Cobb and Kahana Named Kahn Term Professors
Paul M. Cobb, Professor and Chair of Near Eastern Languages and Civilizations, and Michael J. Kahana, Professor of Psychology, have been named Edmund J. and Louise W. Kahn Term Professors.
Cobb studies the historical connections between the Islamic world and the West, particularly during the Middle Ages. Specific areas of his expertise include Islamic interactions with Europe, travel and exploration in premodern Eurasia, historiography and biography, and Muslim-Christian-Jewish relations. He is a recipent of Guggenheim, Fulbright, and National Endowment for the Humanities fellowships. Cobb’s books include White Banners: Contention in ‘Abbasid Syria, 750-880; a translation of Usama ibn Munqidh’s The Book of Contemplation: Islam and the Crusades; and The Race for Paradise: An Islamic History of the Crusades. He is currently at work on a book that follows the adventures and travels of Johannes Schiltberger, a German teenager who was captured in 1396 in Hungary while on crusade against the Turks.

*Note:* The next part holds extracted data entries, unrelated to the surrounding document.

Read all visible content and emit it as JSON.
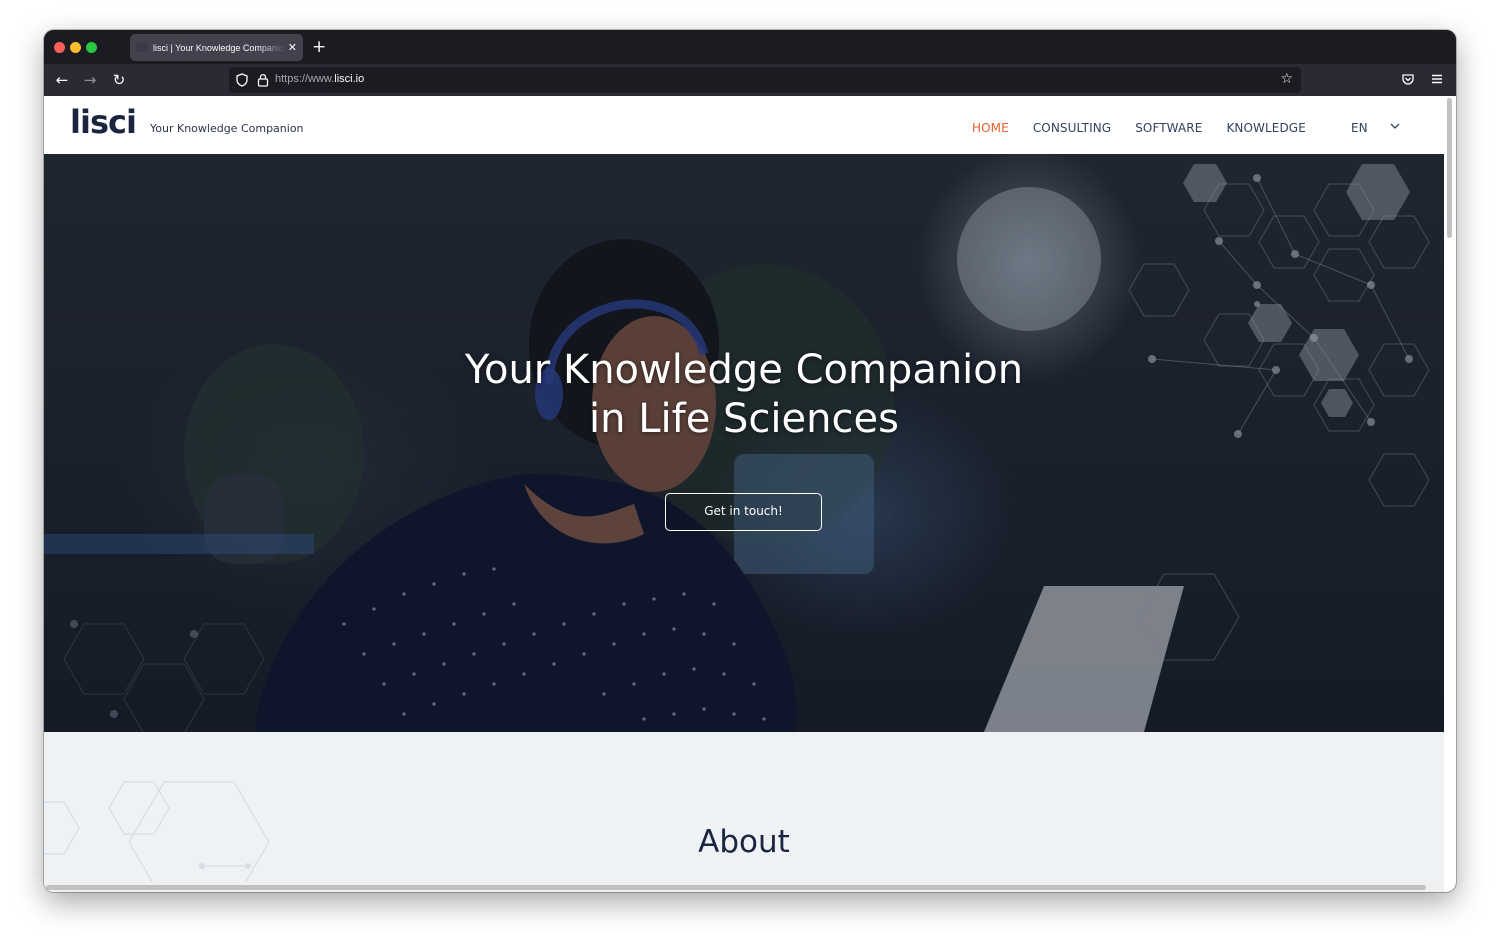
{
  "browser": {
    "tab_title": "lisci | Your Knowledge Companion",
    "url_prefix": "https://www.",
    "url_domain": "lisci.io"
  },
  "site": {
    "logo": "lisci",
    "tagline": "Your Knowledge Companion",
    "nav": [
      {
        "label": "HOME",
        "active": true
      },
      {
        "label": "CONSULTING",
        "active": false
      },
      {
        "label": "SOFTWARE",
        "active": false
      },
      {
        "label": "KNOWLEDGE",
        "active": false
      }
    ],
    "language": "EN"
  },
  "hero": {
    "title_line1": "Your Knowledge Companion",
    "title_line2": "in Life Sciences",
    "cta_label": "Get in touch!"
  },
  "about": {
    "title": "About"
  },
  "colors": {
    "accent": "#e8612c",
    "nav_text": "#34405e",
    "brand_dark": "#1b2540",
    "section_bg": "#eef2f5"
  }
}
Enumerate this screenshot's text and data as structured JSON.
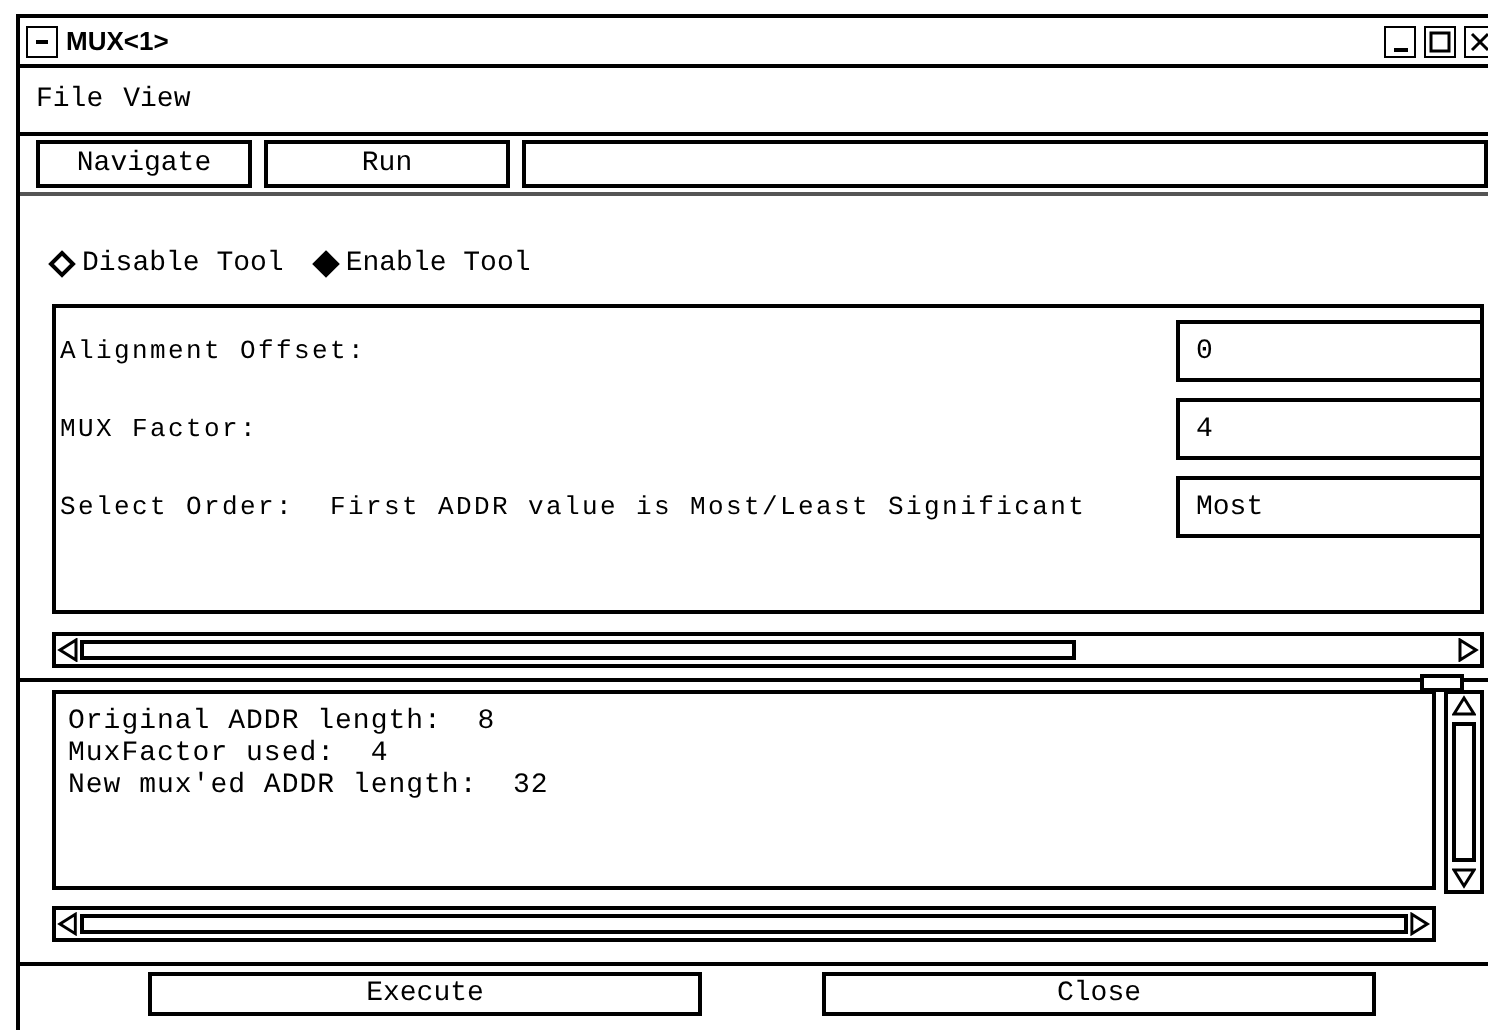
{
  "window": {
    "title": "MUX<1>"
  },
  "menu": [
    "File",
    "View"
  ],
  "toolbar": {
    "buttons": [
      "Navigate",
      "Run"
    ]
  },
  "mode_options": [
    {
      "label": "Disable Tool",
      "selected": false
    },
    {
      "label": "Enable Tool",
      "selected": true
    }
  ],
  "settings": [
    {
      "label": "Alignment Offset:",
      "value": "0"
    },
    {
      "label": "MUX Factor:",
      "value": "4"
    },
    {
      "label": "Select Order:  First ADDR value is Most/Least Significant",
      "value": "Most"
    }
  ],
  "output": {
    "lines": [
      "Original ADDR length:  8",
      "MuxFactor used:  4",
      "New mux'ed ADDR length:  32"
    ]
  },
  "buttons": [
    "Execute",
    "Close"
  ]
}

Research in Kahana’s Computational Memory Lab aims to understand the mechanisms of human memory search using a combination of computational, behavioral, and electrophysiological methods. He received the 2018 Howard Crosby Warren medal from the Society of Experimental Psychologists, psychology’s oldest and most prestigious award, “for his fundamental contributions to the formal modeling of retrieved context information in memory and his remarkable discoveries in the human neuroscience of memory.” He is also a recipient of the Troland Award from the National Academy of Sciences and the inaugural mid-career award from the Psychonomic Society. Kahana is author of Foundations of Human Memory and more than 175 peer reviewed publications.
The Edmund J. and Louise W. Kahn Endowed Term Chairs were established through a bequest by Edmund J. and Louise W. Kahn. Edmund Kahn was a 1925 Wharton graduate who had a highly successful career in the oil and natural gas industry. Louise Kahn, a graduate of Smith College, worked for Newsweek and owned an interior design firm. They supported many programs and projects at Penn, including Van Pelt Library, the Modern Languages College House, and other initiatives in scholarship and the humanities.